Monroe co-produced her new album for the first time. She envisioned the sultry come-on “Groove” as a duet between her and a rhythm section. She wanted “Flying” to feel like the action of flight. She wanted the bass on “Drive” to sound like it was made with a synthesizer. Monroe wrote and produced Rosegold with a variety of co-writers and producers, and then tinkered with the album’s sound in extensive sessions with Gena Johnson, who, in addition to serving as engineer, also functioned as a de facto co-producer.

Johnson and Monroe listened to Kanye West and Whitney Houston records as reference points, incorporating the snare sounds from songs like Prince’s “7” for album closer “The New Me.” “This whole record was really just dealing a lot with trying to create dimension and space,” Johnson says.

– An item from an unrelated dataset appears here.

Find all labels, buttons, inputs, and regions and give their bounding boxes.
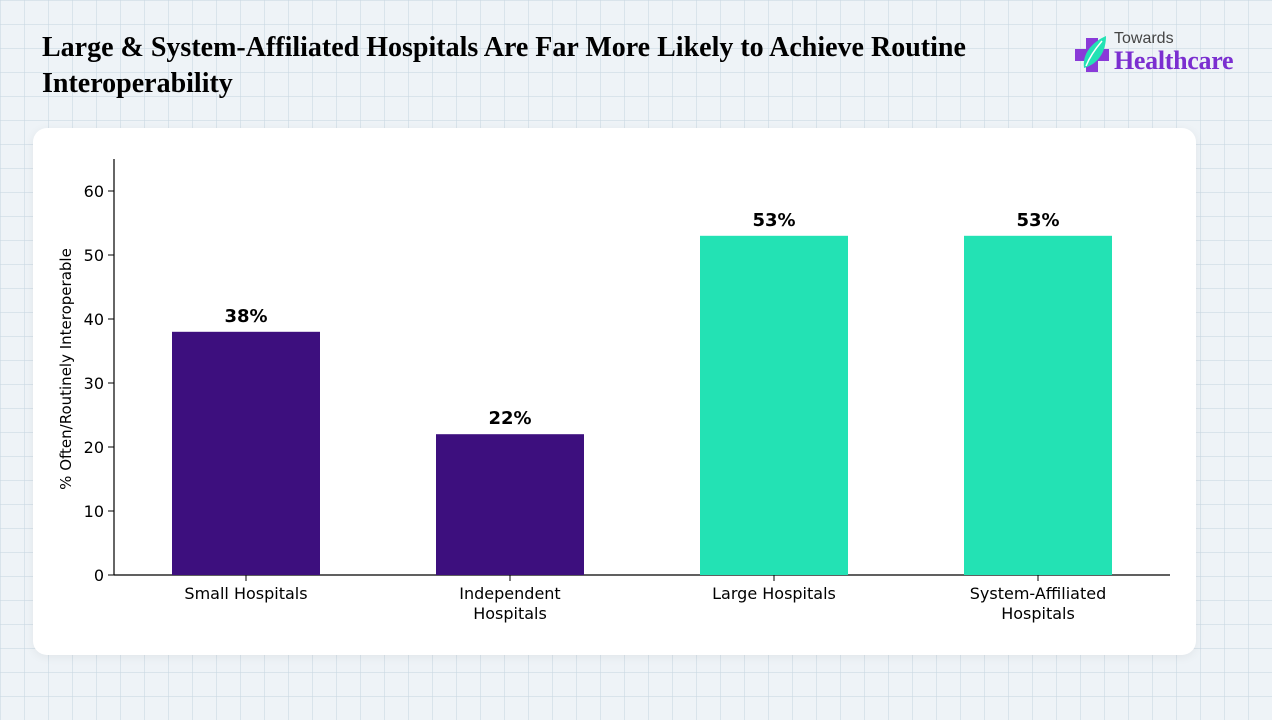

Johnson also focused on bringing out Monroe’s vocals, which were much lower and subtler than her traditional high-lonesome whine. “I’ll never not be ‘twangy country girl,’” Monroe says, “but ‘twangy country girl’ can write other styles of music as well.”

It was that twangy version of Monroe who introduced herself on 2009’s Satisfied before breaking through in old-school country circles with her 2012 tour-de-force Like a Rose. A few years later, the singer made her strongest attempt at mainstream country with 2014’s The Blade, a record that got almost no radio airplay but ended up becoming one of the stronger full-length country statements of the decade.

That period already feels far away for Monroe. “I can look back on my earlier artist self and just see in the way I walked, that I was more shy and a little bit sadder,” she says. “I feel like I’ve been able to release a little bit of that and feel more brave, more sure of myself, calmer, and hopefully less fearful. I am definitely less fearful, artistically. I have anxieties in other areas of my life, but I feel sure of my artistry.”

Part of Monroe’s shift away from harder country sounds is due to her insistence that she not be known just for sad country songs. “I’m not in denial of anything that’s going on, that hearts are breaking all over the world,” she says. “But right now, my joy, I’m real protective of it.”

Even so, Monroe still writes sad songs — she’s just not putting them on her records. She co-wrote one for Travis Tritt’s new album called “Leave This World.” (“I was fighting it real bad, but then I was like, ‘If Travis likes this, I’ll go there,’” she says.) She’s also been writing quite a bit with the Pistol Annies, her group with Miranda Lambert and Angaleena Presley, and says that in addition to Rosegold, she’s “glad that there will be songs out that are just as country as I’ve ever been this year.”

Monroe hopes Rosegold might facilitate new opportunities (“big things, genre-less things”): She’d love to sing a vocal hook on a Kanye West record, or score a movie for fellow Knoxville native Quentin Tarantino. For his part, Macias is hoping to use Rosegold to introduce Monroe to new audiences on formats like Triple A (adult album alternative) radio.

Monroe sings about the promise of such new beginnings on “‘Til It Breaks,” one of the album’s stunning highlights, a song about how joy is so often preceded by turmoil. She initially wrote the song as encouragement for a friend who was going through a hard time after having a baby. “Relief, let it break, let your ego break, let your tears break, let your heart break, whatever it is,” Monroe says of the song, “and it’ll come back together.”

Not long ago, Monroe was singing “‘Til It Breaks” in front of a camera for an upcoming music video when she had a small revelation. She realized “‘Till It Breaks” was, of course, also about herself. “They say when one thing dies/ Another comes alive,” she sings at one point in the second verse.

“It’s almost like where I am now,” Monroe says. “It feels like it’s come together, in a way.”